Читаем В поисках «полезного прошлого». Биография как жанр в 1917–1937 годах полностью

В нескольких коротких фразах Ходасевич определил главные характерные черты своего героя: «Он был почти лишен инстинкта самосохранения. Раб и поклонник собственных страстей… <…> Душа его была… открыта с юношеской доверчивостью». В первой части текста Ходасевич представил читателю молодого человека, желавшего определиться, найти свое место и не находящего его ни в собственной семье, ни в собственном труде (о котором Ходасевич почти ничего не написал). В обществе, где ему хотелось стать своим, его воспринимали как слоняющегося поблизости младшего брата, терпели, но не воспринимали всерьез те самые люди, которым он старался подражать. «Они относились к нему не слишком внимательно. Ценили его талант, остроумие, не придавая большого значения ни тому, ни другому» [Ходасевич 1997а: 77].

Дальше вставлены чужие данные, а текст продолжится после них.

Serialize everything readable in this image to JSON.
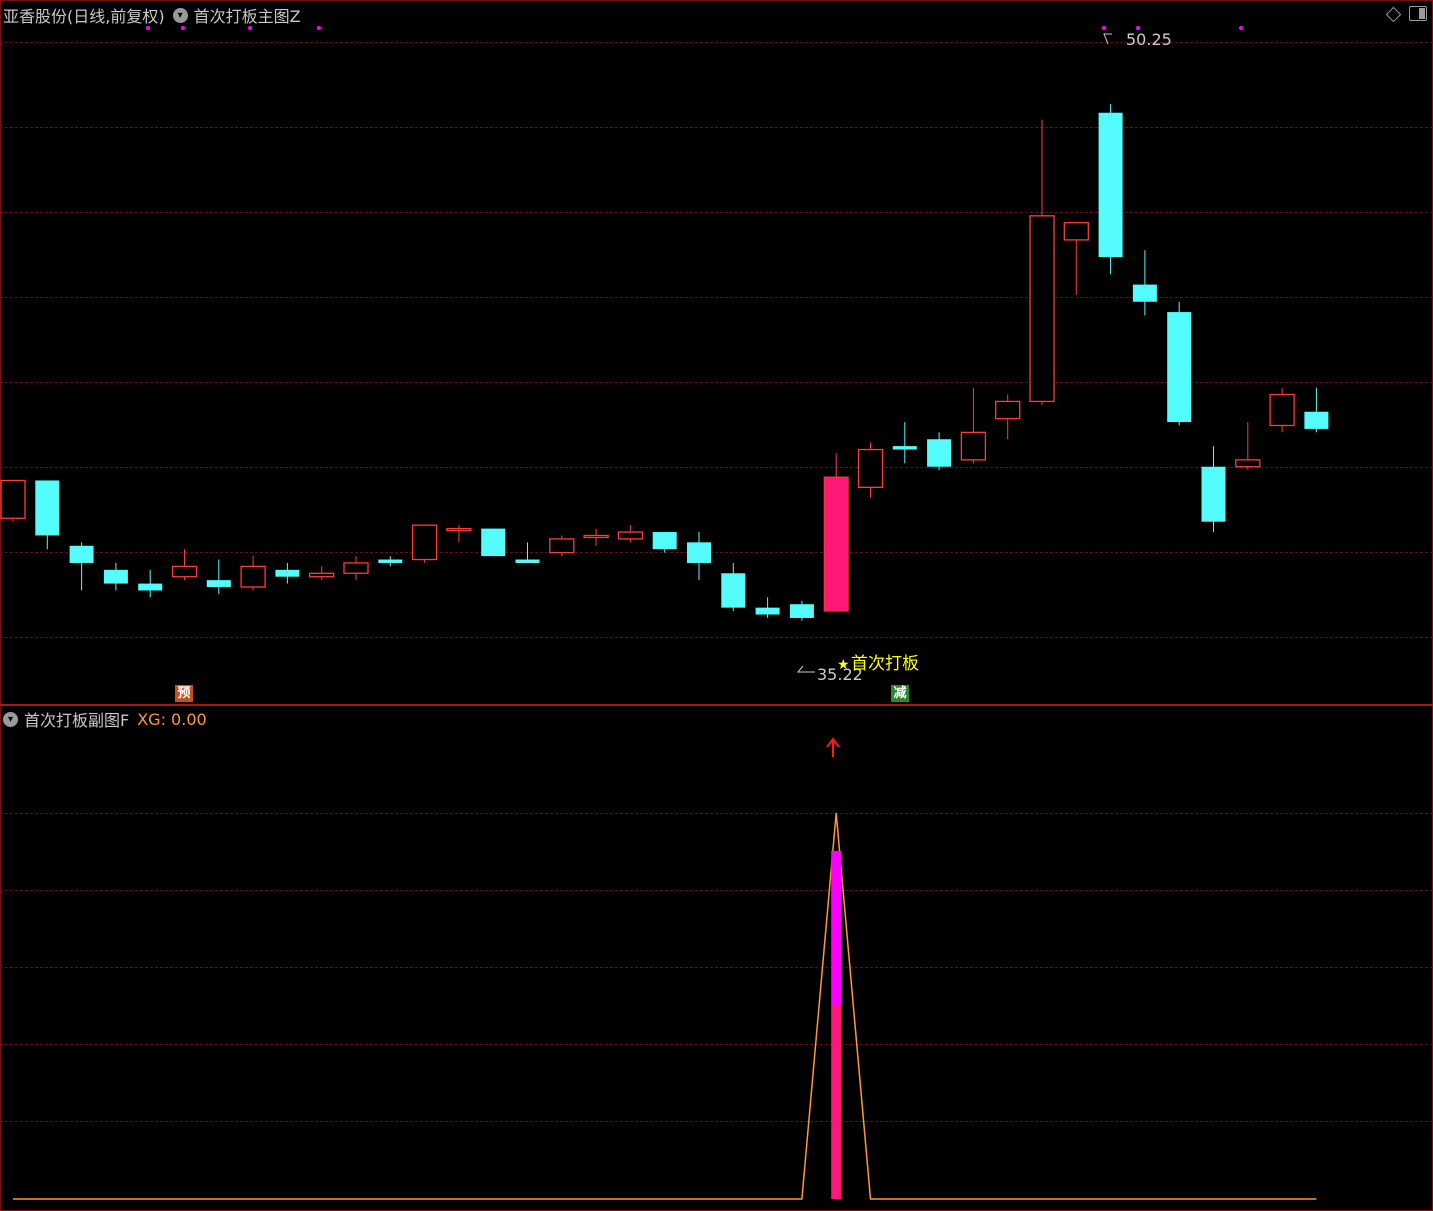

Ходасевич, однако, был уже готов при завершении первой из печатавшихся частей добавить к описанию жизни юного Пушкина четвертую составляющую – политику: «Скажем прямо: в нем была как бы некоторая влюбленность в этих людей[128]. Их одобрение и признание он готов был купить даже и дорогой ценой. Именно этим была решена его участь на долгие годы – может быть, на всю жизнь» [Ходасевич 1997а: 77]. У этого важного порога Пушкин Ходасевича ставит политику наряду с поэзией – возможно, по ложным причинам, но тем не менее он решил соединить политику с поэзией воедино и заставить свою музу послужить политическим целям. И хотя результат этого союза походил на полное слияние жизни и искусства, образцом которого для Ходасевича был Державин, мотивы Пушкина были совсем не столь героическими, как у его предшественника.

«Молодость», часть II (12 марта 1933 года)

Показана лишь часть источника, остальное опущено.